O racismo estrutural se reafirma e se fortalece, alimentado pelo avanço do neofascismo que se apoderou do Estado e instituições brasileiras nos últimos anos. Ampliando a natureza predatória e exploratória do capitalismo brasileiro, estimula-se o extermínio dos povos negros e indígenas, desmascarando o mito da democracia racial, algo já contestado pelo Movimento Negro há décadas.
A violência institucional amplia-se cotidianamente e a interpessoal nunca alcançou níveis como o dos últimos tempos, com a certeza da impunidade. É a partir da certeza da impunidade, que fomos surpreendidos com o bárbaro e covarde assassinato de Moïse Mugenyi Kabagambe, um jovem imigrante congolês, perpetrado na noite da segunda-feira, 24 de janeiro, na Barra da Tijuca, bairro dos novos ricos do Rio de Janeiro, com explicito requinte de crueldade.

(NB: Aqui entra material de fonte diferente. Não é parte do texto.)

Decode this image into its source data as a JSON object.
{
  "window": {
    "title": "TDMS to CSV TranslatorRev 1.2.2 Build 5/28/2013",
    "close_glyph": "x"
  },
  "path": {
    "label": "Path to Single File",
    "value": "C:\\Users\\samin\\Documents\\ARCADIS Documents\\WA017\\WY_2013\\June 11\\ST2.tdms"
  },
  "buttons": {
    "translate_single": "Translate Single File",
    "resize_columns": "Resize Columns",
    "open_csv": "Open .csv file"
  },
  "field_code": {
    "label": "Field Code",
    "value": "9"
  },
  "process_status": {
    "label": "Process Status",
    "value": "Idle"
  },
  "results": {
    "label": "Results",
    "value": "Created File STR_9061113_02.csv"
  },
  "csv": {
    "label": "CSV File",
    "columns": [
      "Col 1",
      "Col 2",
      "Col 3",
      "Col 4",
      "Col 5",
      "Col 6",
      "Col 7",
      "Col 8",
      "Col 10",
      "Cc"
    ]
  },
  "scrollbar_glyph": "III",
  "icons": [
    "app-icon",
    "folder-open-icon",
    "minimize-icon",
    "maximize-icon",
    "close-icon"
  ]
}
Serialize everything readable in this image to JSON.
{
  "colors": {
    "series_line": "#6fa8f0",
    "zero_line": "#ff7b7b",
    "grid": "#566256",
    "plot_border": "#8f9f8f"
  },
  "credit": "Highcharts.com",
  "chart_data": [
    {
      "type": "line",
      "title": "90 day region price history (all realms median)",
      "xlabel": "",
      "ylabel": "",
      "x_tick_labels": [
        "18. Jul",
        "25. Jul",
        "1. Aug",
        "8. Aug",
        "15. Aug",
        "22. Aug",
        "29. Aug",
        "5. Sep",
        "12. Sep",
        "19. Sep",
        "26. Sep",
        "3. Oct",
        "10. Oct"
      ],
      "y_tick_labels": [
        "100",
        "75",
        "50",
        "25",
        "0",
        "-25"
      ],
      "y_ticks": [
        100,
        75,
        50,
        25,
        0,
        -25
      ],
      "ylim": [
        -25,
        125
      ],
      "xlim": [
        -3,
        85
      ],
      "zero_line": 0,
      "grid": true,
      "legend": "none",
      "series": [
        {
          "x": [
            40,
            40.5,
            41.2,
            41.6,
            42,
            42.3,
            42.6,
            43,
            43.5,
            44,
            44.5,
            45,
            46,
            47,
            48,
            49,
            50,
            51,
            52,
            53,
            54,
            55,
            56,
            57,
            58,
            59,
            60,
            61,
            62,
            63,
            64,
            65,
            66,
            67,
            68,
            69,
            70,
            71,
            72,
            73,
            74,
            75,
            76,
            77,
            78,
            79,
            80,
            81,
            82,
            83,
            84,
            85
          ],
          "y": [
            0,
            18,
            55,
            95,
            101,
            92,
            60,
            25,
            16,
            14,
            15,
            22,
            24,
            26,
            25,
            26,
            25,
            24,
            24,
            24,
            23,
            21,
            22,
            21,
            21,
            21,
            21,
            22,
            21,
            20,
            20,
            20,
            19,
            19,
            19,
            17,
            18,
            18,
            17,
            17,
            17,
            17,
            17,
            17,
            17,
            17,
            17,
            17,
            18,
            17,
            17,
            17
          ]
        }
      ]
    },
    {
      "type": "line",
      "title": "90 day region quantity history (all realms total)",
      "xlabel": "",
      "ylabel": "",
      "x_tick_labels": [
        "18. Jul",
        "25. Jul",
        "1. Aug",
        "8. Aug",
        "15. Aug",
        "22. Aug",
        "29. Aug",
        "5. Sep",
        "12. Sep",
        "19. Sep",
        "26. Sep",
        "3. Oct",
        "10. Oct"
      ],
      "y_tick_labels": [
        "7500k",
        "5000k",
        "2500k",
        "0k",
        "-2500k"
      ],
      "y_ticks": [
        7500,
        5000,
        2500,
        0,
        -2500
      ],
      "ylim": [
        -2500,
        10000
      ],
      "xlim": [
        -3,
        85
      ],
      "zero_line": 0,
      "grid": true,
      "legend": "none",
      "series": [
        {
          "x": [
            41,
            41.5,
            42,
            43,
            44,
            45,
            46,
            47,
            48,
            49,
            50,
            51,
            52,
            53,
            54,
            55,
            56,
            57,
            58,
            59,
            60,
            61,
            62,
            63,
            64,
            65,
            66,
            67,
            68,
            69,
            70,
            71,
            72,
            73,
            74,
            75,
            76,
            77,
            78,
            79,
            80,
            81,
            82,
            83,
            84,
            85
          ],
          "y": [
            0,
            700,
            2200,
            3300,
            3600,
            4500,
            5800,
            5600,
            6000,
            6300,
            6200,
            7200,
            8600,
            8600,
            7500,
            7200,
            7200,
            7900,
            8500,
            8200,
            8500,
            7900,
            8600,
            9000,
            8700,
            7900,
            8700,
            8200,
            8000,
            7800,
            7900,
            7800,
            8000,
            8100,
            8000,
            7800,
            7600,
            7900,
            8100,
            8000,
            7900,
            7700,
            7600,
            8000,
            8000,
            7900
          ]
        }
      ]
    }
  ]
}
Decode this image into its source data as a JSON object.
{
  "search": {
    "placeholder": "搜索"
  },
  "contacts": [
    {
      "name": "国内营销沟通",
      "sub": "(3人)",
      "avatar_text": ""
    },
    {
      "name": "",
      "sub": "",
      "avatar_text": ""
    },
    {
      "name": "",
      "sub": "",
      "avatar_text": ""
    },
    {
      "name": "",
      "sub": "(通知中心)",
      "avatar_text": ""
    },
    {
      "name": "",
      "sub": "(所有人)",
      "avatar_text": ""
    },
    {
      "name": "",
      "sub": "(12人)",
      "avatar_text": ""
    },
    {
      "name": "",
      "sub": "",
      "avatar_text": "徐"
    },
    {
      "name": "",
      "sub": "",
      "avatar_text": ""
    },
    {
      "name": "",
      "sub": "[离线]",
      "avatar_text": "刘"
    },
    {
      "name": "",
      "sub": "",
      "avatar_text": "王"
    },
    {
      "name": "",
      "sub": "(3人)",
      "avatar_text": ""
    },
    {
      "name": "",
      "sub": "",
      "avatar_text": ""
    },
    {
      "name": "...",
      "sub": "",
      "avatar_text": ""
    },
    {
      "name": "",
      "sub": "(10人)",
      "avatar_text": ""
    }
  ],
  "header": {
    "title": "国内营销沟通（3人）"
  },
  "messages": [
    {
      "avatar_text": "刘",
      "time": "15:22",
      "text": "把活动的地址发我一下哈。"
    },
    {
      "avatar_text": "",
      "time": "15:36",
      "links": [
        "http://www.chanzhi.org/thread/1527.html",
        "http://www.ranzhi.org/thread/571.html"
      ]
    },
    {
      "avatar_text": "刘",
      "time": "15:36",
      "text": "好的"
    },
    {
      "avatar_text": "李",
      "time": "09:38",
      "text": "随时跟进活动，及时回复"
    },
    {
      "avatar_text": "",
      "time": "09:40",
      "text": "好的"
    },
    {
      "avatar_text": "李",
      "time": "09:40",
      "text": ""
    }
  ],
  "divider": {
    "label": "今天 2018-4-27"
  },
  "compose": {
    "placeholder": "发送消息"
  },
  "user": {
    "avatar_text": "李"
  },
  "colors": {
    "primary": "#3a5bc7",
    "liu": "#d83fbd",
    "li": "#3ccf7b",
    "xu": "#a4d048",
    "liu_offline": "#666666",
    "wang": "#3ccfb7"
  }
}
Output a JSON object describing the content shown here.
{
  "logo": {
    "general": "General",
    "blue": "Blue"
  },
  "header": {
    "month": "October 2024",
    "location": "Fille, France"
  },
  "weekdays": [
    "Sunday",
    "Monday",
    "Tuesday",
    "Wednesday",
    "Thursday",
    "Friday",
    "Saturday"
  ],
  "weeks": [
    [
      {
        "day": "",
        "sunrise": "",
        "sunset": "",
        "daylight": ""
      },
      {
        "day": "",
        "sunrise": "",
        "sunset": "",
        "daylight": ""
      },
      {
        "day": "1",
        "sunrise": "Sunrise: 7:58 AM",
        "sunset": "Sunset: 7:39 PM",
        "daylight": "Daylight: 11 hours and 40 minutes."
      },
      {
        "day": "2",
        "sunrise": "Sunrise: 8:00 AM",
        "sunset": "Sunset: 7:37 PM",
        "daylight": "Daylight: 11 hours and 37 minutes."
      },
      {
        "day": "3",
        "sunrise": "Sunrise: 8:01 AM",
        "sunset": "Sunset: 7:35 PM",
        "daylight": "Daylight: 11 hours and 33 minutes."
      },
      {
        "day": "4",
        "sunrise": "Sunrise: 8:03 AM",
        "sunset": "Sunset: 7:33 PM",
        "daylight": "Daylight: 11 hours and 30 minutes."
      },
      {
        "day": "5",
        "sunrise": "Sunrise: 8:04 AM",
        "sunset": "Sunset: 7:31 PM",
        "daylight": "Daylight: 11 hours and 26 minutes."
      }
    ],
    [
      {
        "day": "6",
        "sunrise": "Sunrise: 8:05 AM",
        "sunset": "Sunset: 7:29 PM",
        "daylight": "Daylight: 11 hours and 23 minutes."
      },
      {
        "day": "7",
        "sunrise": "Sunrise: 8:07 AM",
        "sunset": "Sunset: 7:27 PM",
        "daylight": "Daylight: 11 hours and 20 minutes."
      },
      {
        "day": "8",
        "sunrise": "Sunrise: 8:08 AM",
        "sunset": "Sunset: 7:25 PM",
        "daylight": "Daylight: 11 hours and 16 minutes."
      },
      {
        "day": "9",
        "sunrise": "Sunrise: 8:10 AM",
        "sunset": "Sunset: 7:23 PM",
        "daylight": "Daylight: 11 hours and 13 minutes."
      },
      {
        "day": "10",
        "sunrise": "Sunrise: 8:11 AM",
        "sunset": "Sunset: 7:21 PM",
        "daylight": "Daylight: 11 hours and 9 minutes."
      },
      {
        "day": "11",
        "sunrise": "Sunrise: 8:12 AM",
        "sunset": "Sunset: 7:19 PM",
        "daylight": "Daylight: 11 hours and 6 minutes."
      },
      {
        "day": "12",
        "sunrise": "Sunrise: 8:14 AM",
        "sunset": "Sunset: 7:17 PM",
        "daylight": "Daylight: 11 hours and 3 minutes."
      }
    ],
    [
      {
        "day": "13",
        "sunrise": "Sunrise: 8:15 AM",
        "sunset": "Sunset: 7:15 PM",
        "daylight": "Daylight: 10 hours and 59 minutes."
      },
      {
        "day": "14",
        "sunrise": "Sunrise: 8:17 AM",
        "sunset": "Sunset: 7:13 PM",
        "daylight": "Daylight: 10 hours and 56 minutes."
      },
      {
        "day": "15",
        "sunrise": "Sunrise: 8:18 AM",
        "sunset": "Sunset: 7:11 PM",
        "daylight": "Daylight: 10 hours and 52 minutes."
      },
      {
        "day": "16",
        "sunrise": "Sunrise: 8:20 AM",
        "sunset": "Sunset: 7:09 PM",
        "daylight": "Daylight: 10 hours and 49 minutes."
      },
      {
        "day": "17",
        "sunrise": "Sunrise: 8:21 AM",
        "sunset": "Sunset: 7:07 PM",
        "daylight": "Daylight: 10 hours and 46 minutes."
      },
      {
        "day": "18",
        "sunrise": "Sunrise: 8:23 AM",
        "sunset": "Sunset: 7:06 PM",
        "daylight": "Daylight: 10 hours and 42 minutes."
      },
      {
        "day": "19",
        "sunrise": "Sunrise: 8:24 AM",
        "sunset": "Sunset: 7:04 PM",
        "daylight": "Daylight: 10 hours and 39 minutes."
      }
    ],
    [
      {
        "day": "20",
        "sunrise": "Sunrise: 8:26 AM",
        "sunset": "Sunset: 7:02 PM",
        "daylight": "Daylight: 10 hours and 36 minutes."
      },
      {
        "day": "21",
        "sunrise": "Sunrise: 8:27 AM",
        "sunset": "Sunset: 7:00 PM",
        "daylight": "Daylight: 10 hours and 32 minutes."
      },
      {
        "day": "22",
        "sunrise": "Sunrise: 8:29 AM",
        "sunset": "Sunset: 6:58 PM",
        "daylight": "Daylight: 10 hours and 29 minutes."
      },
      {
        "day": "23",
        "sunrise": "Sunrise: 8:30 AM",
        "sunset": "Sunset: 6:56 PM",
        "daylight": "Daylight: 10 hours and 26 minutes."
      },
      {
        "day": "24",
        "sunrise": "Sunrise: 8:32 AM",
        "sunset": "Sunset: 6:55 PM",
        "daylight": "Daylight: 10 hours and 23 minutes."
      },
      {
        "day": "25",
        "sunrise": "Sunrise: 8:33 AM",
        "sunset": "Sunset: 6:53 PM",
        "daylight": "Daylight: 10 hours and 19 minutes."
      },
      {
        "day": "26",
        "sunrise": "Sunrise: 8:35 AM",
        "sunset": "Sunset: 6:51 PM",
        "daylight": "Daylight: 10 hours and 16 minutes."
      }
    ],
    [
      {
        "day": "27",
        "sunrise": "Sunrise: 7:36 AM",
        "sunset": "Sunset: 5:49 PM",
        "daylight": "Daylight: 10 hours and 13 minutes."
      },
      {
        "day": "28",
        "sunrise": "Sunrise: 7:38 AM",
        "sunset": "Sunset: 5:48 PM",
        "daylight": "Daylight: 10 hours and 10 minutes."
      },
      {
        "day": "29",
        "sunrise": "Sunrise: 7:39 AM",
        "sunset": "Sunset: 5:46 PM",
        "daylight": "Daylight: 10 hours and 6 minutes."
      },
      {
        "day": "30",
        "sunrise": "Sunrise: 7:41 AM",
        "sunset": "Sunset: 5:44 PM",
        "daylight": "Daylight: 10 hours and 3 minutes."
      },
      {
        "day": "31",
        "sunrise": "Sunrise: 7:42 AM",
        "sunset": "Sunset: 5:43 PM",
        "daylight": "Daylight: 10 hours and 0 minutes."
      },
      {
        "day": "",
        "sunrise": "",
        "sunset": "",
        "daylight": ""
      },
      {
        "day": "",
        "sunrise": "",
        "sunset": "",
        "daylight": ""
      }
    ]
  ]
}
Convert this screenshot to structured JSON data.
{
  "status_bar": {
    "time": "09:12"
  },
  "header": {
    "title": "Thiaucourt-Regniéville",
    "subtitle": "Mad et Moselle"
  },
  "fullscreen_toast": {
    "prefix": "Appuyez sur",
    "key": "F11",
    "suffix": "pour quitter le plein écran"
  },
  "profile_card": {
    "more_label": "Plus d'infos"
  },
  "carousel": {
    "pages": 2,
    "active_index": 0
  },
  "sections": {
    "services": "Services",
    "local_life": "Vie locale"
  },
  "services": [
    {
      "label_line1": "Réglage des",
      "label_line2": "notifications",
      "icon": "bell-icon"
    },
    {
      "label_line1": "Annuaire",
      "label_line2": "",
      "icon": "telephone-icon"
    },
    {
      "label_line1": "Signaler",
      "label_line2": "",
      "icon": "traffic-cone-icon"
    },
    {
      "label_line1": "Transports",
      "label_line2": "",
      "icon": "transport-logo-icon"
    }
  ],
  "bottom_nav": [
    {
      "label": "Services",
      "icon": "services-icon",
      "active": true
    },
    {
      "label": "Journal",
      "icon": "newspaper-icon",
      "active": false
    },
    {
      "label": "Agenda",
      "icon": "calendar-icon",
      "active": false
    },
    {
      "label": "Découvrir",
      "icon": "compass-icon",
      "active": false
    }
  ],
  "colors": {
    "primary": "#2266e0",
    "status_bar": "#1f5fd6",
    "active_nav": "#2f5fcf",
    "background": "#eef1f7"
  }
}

Moïse, com 24 anos de idade, era um refugiado da República Democrática do Congo. Havia chegado ao Brasil em 2014, junto com outros familiares, fugindo da violência em sua terra natal, legado de uma das maiores guerras já registradas. A vida de Moïse foi, portanto, afetada desde cedo pelas consequências do imperialismo europeu em seu país natal. Um dos exemplos mais brutais de exploração colonial na história, o Congo Belga era rico em recursos minerais, extraídos com base no trabalho compulsório de sua população, submetida à violência e ao extermínio sistemático. Após sua independência, a República Democrática do Congo continuou a sofrer interferência das potências imperialistas, que não queriam perder o acesso à enorme riqueza natural do país e, por isso, articularam o sequestro e o assassinato do líder nacionalista Patrice Lumumba. O país continua a ser um dos mais ricos em recursos minerais do mundo, mas a exploração dessa riqueza não beneficia sua população, que é uma das mais pobres do planeta.
O ex-patrão de Moïse, concessionário de um quiosque na orla da Barra da Tijuca, é suspeito de ter ligações ou mesmo compor a milícia do Rio de Janeiro e de ter outras dívidas trabalhistas. Este teria sido o motivo que levou Moïse a procurá-lo, caracterizando, assim, o fato de que se trata de um trabalhador que foi assassinado quando procurou seus direitos trabalhistas.
A embaixada do Congo já apresentou cobrança às instituições brasileiras, sendo este o quinto caso de imigrantes congoleses assassinados, caracterizando não apenas o conteúdo racista de tais crimes como também xenófobo. Além disso, o crime brutal chama a atenção para a crueldade das relações trabalhistas no Brasil, em que a ação de um trabalhador negro no sentido de reivindicar seus direitos pode levar ao assassinato, com métodos de execução herdados e mantidos desde o período em que a escravidão era legalizada no país. Desmascara-se a falácia da “livre negociação” entre patrão e empregado, propalada pelos defensores da destruição dos direitos trabalhistas. Além da desigualdade de poder entre patrão e empregado, característica de todas as sociedades capitalistas, soma-se o caráter de banditismo mais ou menos dissimulado do capitalismo brasileiro, onde empresários podem lançar mão de funcionários e aparatos privados de violência para intimidar, ameaçar e mesmo executar aqueles e aquelas que “atrapalham” os seus negócios.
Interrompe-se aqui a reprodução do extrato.